Jun 262010
 

Hermann Broch

We didn’t go hiking today. Weather too threatening. Try again tomorrow. I got my hair cut yesterday. Darcy, the woman who does it, just got engaged. She’s 31, Italian, big-hipped, kind of pretty face, likes to snowmobile, still lives with her parents. She got engaged to a 42-year-old builder in Ballston Spa. They’ve been going out for three years. They’re getting married May 11 next year. She said he asked her while they were on a bike ride and she cried all the way home and didn’t have tissues and got mascara all over her shirtsleeve. He said, “At least your nose doesn’t run when you cry.” I find all this strange and mysterious and fascinating. She seems so sensible and yet romantic and doomed. Last fall they went to San Francisco together for a vacation. At a restaurant, she got hit on by a woman. She got very flustered.

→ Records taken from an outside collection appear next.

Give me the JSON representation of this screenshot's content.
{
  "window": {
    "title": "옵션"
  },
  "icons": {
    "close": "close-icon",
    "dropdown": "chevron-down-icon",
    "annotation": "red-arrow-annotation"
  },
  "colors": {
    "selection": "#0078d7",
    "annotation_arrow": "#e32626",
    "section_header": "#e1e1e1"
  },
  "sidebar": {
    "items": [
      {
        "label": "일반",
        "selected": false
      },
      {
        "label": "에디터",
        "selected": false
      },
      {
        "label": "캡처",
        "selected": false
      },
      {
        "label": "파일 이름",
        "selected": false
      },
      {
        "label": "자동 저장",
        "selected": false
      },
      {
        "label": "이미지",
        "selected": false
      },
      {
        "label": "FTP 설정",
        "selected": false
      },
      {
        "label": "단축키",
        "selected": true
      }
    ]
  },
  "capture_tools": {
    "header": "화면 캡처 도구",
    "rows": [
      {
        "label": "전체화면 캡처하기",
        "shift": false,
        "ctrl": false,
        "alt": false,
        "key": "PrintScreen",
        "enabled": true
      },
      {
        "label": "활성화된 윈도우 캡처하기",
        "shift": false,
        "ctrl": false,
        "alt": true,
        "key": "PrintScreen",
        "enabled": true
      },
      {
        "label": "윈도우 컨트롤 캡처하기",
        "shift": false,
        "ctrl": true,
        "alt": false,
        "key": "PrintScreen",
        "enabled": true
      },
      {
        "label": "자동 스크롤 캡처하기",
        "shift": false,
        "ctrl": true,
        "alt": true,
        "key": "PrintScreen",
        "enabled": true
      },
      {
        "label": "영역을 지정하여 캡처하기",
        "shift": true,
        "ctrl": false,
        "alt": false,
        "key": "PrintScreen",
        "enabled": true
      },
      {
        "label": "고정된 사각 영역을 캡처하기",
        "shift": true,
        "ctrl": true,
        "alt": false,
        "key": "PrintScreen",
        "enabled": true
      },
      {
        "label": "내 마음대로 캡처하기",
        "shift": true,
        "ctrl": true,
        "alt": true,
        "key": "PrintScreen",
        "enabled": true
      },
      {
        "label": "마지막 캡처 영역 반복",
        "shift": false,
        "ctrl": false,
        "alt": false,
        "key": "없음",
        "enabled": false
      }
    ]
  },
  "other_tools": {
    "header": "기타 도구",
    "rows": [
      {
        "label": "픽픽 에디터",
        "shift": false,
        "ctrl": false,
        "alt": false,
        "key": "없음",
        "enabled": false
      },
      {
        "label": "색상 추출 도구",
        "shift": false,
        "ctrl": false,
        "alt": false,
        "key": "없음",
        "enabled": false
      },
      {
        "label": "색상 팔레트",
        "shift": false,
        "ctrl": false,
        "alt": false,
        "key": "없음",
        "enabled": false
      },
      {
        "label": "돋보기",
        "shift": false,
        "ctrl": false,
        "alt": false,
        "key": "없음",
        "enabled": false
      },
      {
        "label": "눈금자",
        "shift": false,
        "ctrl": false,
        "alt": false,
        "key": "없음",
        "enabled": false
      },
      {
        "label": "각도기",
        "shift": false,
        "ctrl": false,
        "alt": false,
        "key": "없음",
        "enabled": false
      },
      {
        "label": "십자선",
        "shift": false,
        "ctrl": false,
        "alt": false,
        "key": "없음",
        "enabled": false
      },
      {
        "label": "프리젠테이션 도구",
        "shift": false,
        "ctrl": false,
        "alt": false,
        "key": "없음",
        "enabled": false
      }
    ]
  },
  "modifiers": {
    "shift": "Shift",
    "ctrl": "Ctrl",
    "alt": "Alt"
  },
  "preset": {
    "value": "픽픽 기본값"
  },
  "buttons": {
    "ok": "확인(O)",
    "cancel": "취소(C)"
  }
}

And I was thinking of the romantic intensity of that love Bronte was describing, where you sort of dissolve yourself in the desires of the other and she/he in you. Whatever that means. This is mixed up in my head with the Hermann Broch novel I’m reading [The Sleepwalkers]–the love in there is much more modern, strange–two unknowing and unknowable creatures thrashing together, drawn together, repelled, irritated, misunderstanding each other, thinking about killing one another and making love without words. Gorgeous and sad. And not at all like the perfect service of Rochester and Jane, though it’s interesting how Esch (one of the main characters) longs for that kind of love. When he offers it, his lover doesn’t understand what he’s saying and he gets angry and hits her, then they decide to get married. Jesus!

I went to Borders with the boys this afternoon after school because it was raining. And I got Jane Eyre and I guess from a quick glance that Rochester’s name is Edward. I was sitting there reading at the end of the book, the last couple of pages, where Edward goes blind and she has to read for him and tell him what everything looks like. “Never did I weary of reading to him; never did I weary of conducting him where he wished to go; of doing for him what he wished to be done. And there was pleasure in these services, most full, most exquisite, even though sad–because he claimed these services without painful shame or damping humiliation. He loved me so truly that he knew no reluctance in profiting by my attendance; he felt I loved him so fondly, that to yield that attendance was to indulge my sweetest wishes.” I had forgotten this, how strong it is.

Oddly, the very last paragraph of the book quotes the same lines from the Book of Revelations that I use in my story “Bad News of the Heart.”